Many of you will remember that The Fishermen by Chigozie Obioma was one of my favourite books in 2015 and I couldn't stop talking about it. It was shortlisted for the Man Booker Prize and I was disappointed when it didn't win. Since then, Chigozie Obioma has been busy writing An Orchestra of Minorities and you can imagine how excited I was to read this; just holding it filled me with giddy anticipation.
Our main character Chinonso is a young poultry farmer living in Nigeria and his story is narrated by his chi or guardian spirit. The novel is bursting with Igbo cosmology and Chinonso's chi has come to plead the case of his host before Chukwu, Creator of All at the magnificent court of Bechukwu, in Eluigwe. In telling his host's story to the court, we learn about Chinonso and the foreshadowing that his life is is about to undertake a tragic turn.

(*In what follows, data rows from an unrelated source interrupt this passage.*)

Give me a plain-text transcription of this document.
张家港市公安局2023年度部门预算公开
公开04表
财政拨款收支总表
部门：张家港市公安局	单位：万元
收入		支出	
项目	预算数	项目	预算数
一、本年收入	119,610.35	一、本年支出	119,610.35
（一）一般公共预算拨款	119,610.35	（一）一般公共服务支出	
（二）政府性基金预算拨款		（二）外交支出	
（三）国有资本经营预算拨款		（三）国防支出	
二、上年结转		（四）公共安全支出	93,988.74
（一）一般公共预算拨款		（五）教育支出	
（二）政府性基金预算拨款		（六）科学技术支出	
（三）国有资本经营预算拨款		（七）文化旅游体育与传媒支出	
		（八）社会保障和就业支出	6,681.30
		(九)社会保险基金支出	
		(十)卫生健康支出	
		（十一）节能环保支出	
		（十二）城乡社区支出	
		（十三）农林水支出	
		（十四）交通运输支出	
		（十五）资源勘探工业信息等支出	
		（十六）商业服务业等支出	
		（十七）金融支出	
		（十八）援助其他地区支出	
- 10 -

Chinonso is a poor farmer and after thwarting Ndali's suicide attempt, they fall in love. Ndali is educated and from the upper classes and her family vehemently oppose the match. This is a powerful story of love, heartache, misfortune and tragedy and covers a multitude of topics, including the westernisation of Nigeria, the disparity between classes, the notions of revenge and forgiveness and the complexities of love.

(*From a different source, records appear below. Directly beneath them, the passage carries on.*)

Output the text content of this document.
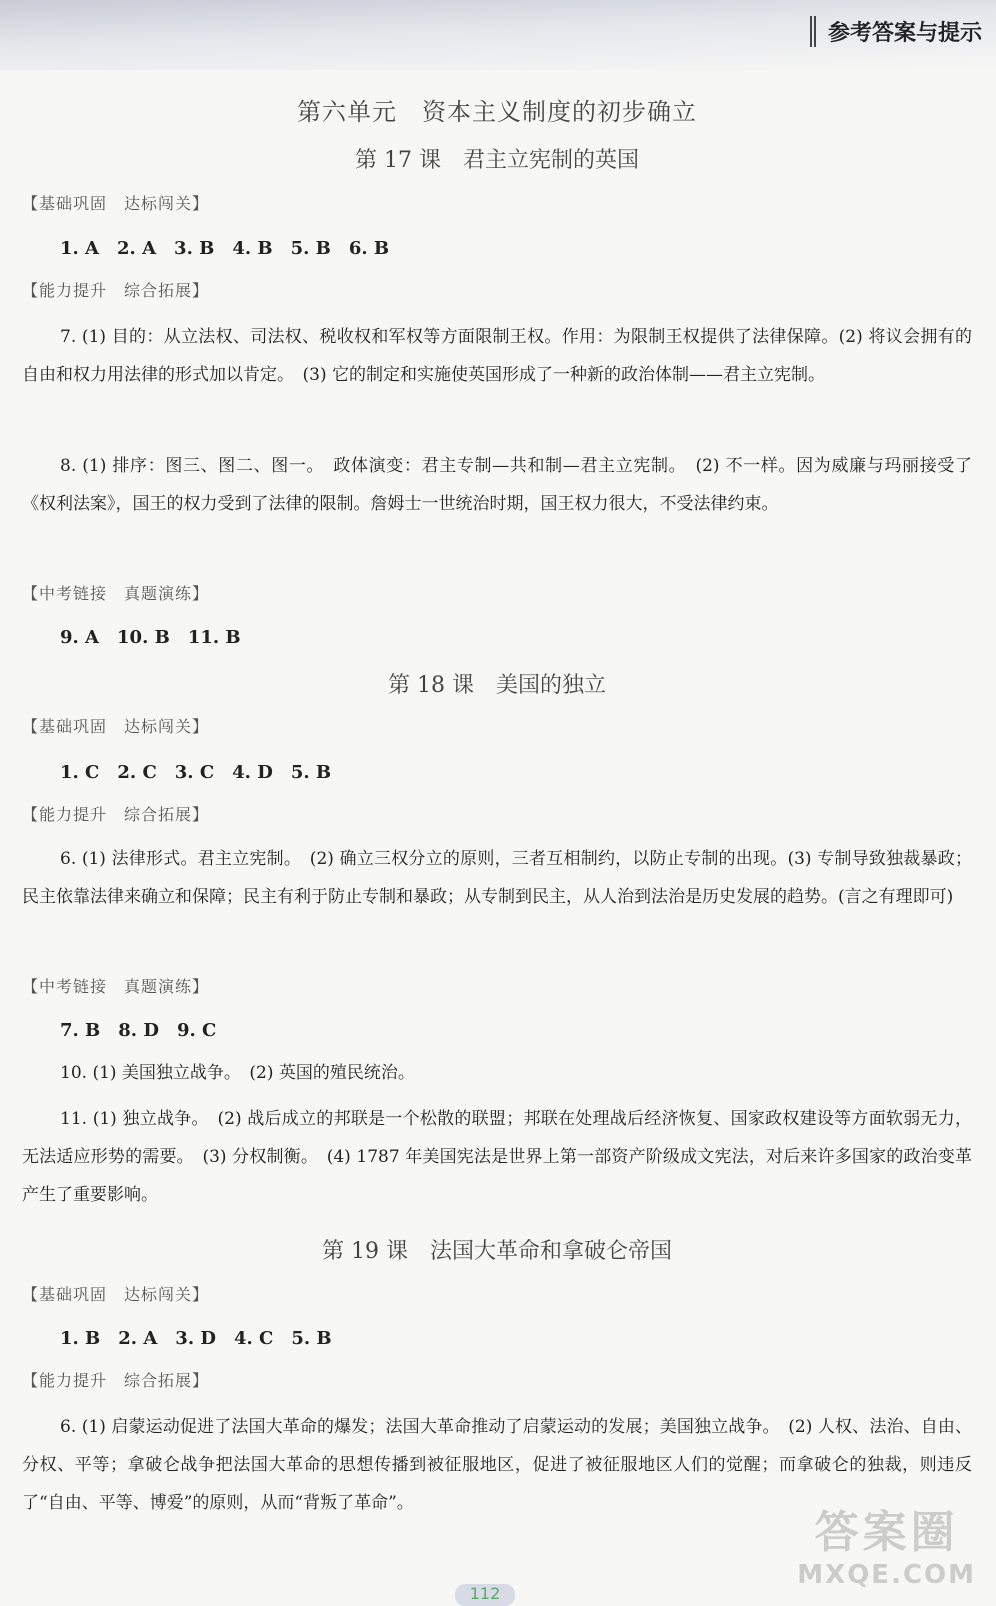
参考答案与提示
第六单元　资本主义制度的初步确立
第 17 课　君主立宪制的英国
【基础巩固　达标闯关】
1. A　2. A　3. B　4. B　5. B　6. B
【能力提升　综合拓展】
7. (1) 目的：从立法权、司法权、税收权和军权等方面限制王权。作用：为限制王权提供了法律保障。(2) 将议会拥有的自由和权力用法律的形式加以肯定。　(3) 它的制定和实施使英国形成了一种新的政治体制——君主立宪制。
8. (1) 排序：图三、图二、图一。　政体演变：君主专制—共和制—君主立宪制。　(2) 不一样。因为威廉与玛丽接受了《权利法案》，国王的权力受到了法律的限制。詹姆士一世统治时期，国王权力很大，不受法律约束。
【中考链接　真题演练】
9. A　10. B　11. B
第 18 课　美国的独立
【基础巩固　达标闯关】
1. C　2. C　3. C　4. D　5. B
【能力提升　综合拓展】
6. (1) 法律形式。君主立宪制。　(2) 确立三权分立的原则，三者互相制约，以防止专制的出现。(3) 专制导致独裁暴政；民主依靠法律来确立和保障；民主有利于防止专制和暴政；从专制到民主，从人治到法治是历史发展的趋势。(言之有理即可)
【中考链接　真题演练】
7. B　8. D　9. C
10. (1) 美国独立战争。　(2) 英国的殖民统治。
11. (1) 独立战争。　(2) 战后成立的邦联是一个松散的联盟；邦联在处理战后经济恢复、国家政权建设等方面软弱无力，无法适应形势的需要。　(3) 分权制衡。　(4) 1787 年美国宪法是世界上第一部资产阶级成文宪法，对后来许多国家的政治变革产生了重要影响。
第 19 课　法国大革命和拿破仑帝国
【基础巩固　达标闯关】
1. B　2. A　3. D　4. C　5. B
【能力提升　综合拓展】
6. (1) 启蒙运动促进了法国大革命的爆发；法国大革命推动了启蒙运动的发展；美国独立战争。　(2) 人权、法治、自由、分权、平等；拿破仑战争把法国大革命的思想传播到被征服地区，促进了被征服地区人们的觉醒；而拿破仑的独裁，则违反了“自由、平等、博爱”的原则，从而“背叛了革命”。
答案圈
MXQE.COM
112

The entire book is narrated by Chinonso’s chi, who is testifying to the ‘elders/spirits’ on behalf of his host because of a crime he may have committed. The chi goes into great detail to paint the picture leading up to the event, however by the end of the book we’re left completely hanging. We learn about the event that was foreshadowed early in the book, however we never learn the outcome for Ndali or Chinonso.
What I found even more baffling is that we never hear a response from the court of elder spirits to the testimony provided by Chinonso's chi. There is no judgement - or response - provided at all. Given the chi’s testimony (the book) goes into so much detail about Chinonso’s life, to have the entire situation completely unresolved at the end of 500+ pages was quite a shock.
In fact, I was so rattled that I asked the publisher if I was missing something, or if there was going to be a sequel. I received the following info which I think is worth sharing here: It is purposefully ambiguous and intended to play upon the reader’s mind. Fiction, much like life, has no easy, neat and tidy, resolution.
I understand messy and ambiguous endings, but this story was cut short before we found out where it was going to end up. I was looking forward to the wisdom of the elder spirits and Chukwu, but sadly this never came.
Ultimately, An Orchestra of Minorities was just too open-ended for me and the lack of a conclusion greatly affected what had been a 4 or 5 star read until that point.